Pipedream LLC, which does business as the Anchor Restaurant on South Main Street, requested an occasional use permit for the dates of August 2 and September 18, to erect a tent and serve alcohol in their driveway. The permit request had originally come up at a selectboard meeting on June 4, and was tabled after opposition came from the Deerfield Valley Community Partnership (DVCP).
At that meeting, DVCP coordinator Cindy Hayford expressed concern with approval of the permit for the date of August 2. The DVCP, along with the chamber of commerce and Wilmington Works, is a sponsor of the Blueberry Block Party, an event that coincides with the Blueberry Festival, and is promoted as an alcohol-free party. Hayford said that the DVCP’s goal was to provide a family event that was alcohol-free, to show young people that alcohol is not needed at every event. If there is alcohol served outside, within the perimeters of the block party, Hayford said the DVCP would have to pull its sponsorship of the event.
At Wednesday night’s meeting, Anchor Restaurant owner Susan Lawrence said that while she had come to an agreement with the DVCP to not set up her outdoor tent on August 2, she would not withdraw her request for the permit, in an effort to stand up for business owners. “Responsible individual business owners should have the right to conduct business,” said Lawrence, “and there should not be a precedent set where a small group can bring their agenda forward and prevent us from doing business. I believe it would be a dangerous slope to head down if the board starts setting a precedent.”
The DVCP will still sponsor the block party this year, and has withdrawn their opposition to the permit request. “We sat down and said, ‘We both understood each other’s position and so what can we do to make it work for everyone?’” said Hayford. “Our goal was to have an alcohol-free event and, Susan’s goal was to be a partner in this, but not set the precedent for business owners. It’s a win-win.” Hayford also acknowledged that after speaking with other sponsors of the festival, she realizes the festival has become bigger than just a family event over the years, and the DVCP will be looking for a new venue to host their alcohol-free event next year.
Selectboard chair Jim Burke agreed with Lawrence, saying that government should not be influenced by special interests when making decisions that affect businesses. “If a permit is brought before the town and all criteria are met, this government body’s job is to pass the permit, not to force its or anyone else’s morality on a private business owner.”

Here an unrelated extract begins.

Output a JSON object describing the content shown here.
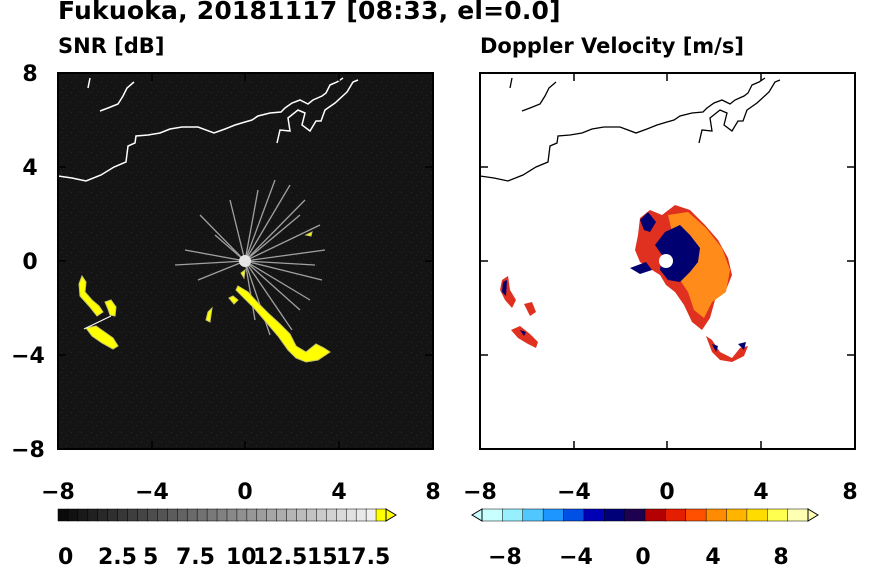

“I think it’s a positive thing the two of you worked it out,” said selectboard member Susie Haughwout. Hayford said that while she was happy with the agreement, she was concerned with the idea that community groups shouldn’t have a say. “When a selectboard has a decision to make, they have to take into consideration what is best for the community, and what’s good for businesses. I’m disappointed with the stance that groups can’t come and have a conversation about these things. Our goal is preventing kids from using substances and if we look at our community, we want one that promotes that.”